Carneiro began with the world premiere of within diffuse echoes … softly spreading, a 20-minute work by American composer Jeffrey Mumford, commissioned by the BBC. It’s a long, long way from Mahler: in a predominantly slow tempo, with few observable rhythmic units, sounding as if it’s music in process of becoming something but never completely reaching final form.
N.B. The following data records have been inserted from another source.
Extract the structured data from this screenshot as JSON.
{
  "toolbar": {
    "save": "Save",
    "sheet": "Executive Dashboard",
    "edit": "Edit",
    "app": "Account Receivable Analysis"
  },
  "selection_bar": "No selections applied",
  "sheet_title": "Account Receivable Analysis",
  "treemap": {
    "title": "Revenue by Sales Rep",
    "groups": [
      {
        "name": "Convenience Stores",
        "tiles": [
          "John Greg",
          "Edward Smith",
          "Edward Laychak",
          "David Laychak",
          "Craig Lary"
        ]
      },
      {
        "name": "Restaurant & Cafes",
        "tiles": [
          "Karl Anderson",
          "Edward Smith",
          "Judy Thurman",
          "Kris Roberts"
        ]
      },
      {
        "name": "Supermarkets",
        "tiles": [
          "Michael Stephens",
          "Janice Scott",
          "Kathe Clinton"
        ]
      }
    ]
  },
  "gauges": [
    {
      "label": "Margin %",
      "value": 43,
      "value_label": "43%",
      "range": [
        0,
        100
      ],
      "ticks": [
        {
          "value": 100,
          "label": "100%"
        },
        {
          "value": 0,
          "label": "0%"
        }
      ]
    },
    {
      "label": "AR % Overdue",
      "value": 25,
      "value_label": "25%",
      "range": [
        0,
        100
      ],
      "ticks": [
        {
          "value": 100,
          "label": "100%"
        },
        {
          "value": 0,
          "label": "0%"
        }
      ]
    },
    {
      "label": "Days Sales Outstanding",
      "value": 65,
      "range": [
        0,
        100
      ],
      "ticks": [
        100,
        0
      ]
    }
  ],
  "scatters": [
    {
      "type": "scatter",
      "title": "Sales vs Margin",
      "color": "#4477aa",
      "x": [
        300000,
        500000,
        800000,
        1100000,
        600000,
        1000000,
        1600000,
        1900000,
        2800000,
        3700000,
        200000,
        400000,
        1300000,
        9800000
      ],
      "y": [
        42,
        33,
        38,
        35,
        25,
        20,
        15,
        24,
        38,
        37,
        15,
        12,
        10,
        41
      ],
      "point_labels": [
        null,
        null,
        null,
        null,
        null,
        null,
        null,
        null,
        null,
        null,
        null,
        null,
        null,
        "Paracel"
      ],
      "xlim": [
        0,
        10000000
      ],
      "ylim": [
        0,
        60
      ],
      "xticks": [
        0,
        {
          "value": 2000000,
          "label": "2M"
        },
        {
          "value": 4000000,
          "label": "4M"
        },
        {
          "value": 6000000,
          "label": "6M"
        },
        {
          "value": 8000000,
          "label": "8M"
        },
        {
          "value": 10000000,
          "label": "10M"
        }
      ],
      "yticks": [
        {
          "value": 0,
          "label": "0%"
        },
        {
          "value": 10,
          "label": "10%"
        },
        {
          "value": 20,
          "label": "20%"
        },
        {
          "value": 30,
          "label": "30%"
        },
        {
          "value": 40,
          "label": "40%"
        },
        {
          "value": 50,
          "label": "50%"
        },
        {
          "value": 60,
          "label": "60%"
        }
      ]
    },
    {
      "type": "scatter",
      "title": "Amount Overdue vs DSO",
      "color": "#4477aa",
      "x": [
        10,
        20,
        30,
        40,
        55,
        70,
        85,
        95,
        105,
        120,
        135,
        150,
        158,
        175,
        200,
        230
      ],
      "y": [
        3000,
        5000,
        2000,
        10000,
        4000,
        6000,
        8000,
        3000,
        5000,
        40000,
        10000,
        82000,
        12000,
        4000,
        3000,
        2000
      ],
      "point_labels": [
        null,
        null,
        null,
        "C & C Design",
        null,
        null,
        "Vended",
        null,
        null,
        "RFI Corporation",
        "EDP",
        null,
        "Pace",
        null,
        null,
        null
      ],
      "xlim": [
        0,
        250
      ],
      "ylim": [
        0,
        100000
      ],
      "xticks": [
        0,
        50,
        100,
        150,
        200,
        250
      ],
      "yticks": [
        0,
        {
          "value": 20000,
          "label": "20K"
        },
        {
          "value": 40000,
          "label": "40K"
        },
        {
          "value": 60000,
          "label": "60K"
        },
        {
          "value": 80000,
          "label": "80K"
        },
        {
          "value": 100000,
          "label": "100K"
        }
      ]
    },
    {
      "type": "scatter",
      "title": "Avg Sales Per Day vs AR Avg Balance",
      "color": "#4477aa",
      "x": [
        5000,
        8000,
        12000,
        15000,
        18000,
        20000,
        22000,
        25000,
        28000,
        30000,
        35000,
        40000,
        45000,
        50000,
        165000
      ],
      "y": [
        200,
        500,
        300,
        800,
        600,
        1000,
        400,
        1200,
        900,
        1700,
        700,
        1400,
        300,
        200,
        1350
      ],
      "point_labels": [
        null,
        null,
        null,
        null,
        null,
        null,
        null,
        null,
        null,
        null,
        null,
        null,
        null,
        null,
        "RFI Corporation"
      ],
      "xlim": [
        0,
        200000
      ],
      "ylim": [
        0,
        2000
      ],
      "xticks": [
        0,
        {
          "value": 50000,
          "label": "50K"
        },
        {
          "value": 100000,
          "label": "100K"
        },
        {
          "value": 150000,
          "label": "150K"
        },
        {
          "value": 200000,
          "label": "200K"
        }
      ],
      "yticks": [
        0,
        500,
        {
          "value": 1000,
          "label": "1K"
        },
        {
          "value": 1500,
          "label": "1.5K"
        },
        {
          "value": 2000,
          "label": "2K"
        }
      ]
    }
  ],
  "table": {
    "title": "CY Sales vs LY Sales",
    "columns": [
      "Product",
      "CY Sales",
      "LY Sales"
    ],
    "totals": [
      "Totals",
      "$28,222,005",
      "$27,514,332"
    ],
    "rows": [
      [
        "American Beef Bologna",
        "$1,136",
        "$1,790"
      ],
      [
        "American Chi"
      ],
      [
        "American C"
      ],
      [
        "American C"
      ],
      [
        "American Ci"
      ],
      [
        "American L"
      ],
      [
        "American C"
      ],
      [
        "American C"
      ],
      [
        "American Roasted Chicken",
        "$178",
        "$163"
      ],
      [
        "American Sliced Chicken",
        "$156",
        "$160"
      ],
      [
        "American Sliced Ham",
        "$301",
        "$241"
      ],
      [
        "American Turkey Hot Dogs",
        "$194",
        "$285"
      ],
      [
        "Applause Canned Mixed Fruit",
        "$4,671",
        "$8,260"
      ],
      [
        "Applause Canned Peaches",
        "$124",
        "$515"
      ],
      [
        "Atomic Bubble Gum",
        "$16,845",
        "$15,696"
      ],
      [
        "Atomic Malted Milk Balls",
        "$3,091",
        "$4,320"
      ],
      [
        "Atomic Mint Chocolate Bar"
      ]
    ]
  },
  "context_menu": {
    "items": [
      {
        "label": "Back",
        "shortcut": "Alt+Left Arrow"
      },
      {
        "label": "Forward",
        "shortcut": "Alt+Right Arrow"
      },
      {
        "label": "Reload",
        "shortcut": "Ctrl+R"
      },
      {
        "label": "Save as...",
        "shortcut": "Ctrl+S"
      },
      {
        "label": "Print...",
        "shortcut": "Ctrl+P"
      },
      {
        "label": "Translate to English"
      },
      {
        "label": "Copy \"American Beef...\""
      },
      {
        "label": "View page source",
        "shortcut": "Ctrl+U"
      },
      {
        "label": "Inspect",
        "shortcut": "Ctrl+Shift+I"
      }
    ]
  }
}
Indeed, the phenomenon of cloud movement, collecting and dispersing, is its confessed inspiration: different instrumental combinations from within a large orchestra (maybe they told him there would be Mahler’s multiple wind resources available …?) emerge, coalesce and dissolve, though there are also incisive, brassy note clusters to mark the piece’s progress, busy string effects, and a fade-out with plucked string sounds and harp creating the "echoes" of the title.
In many ways the most appealingly energetic music of the evening came from Denis Kozhukhin (pictured above right), soloist in Mendelssohn’s First PIano Concerto.
Once a staple of 19th century concert programmes (it lasted as top popular repertoire until pushed out by Grieg’s concerto), today it opens a window on the world of early Romanticism – heart-on-sleeve, yet civilised, willing to be dazzled by a virtuoso’s pyrotechnics but also seduced by sweet simplicity.
Kozhukhin was the man for this. His technique is phenomenal, with a big tonal range and icily clear articulation, but in the Andante revealing another side to his playing altogether – gentle, full of feeling and aspiration, the cantabile bell-like and crystalline. Carneiro was with him all the way, her clear downbeat helping provide momentum and a sense of thrill, while the Philharmonic lower strings glowed in the song-like melody of the central movement. Another wordless song followed, as Kozhukin (who has put some of the Songs Without Words on CD) played a little more enchanting Mendelssohn as his encore.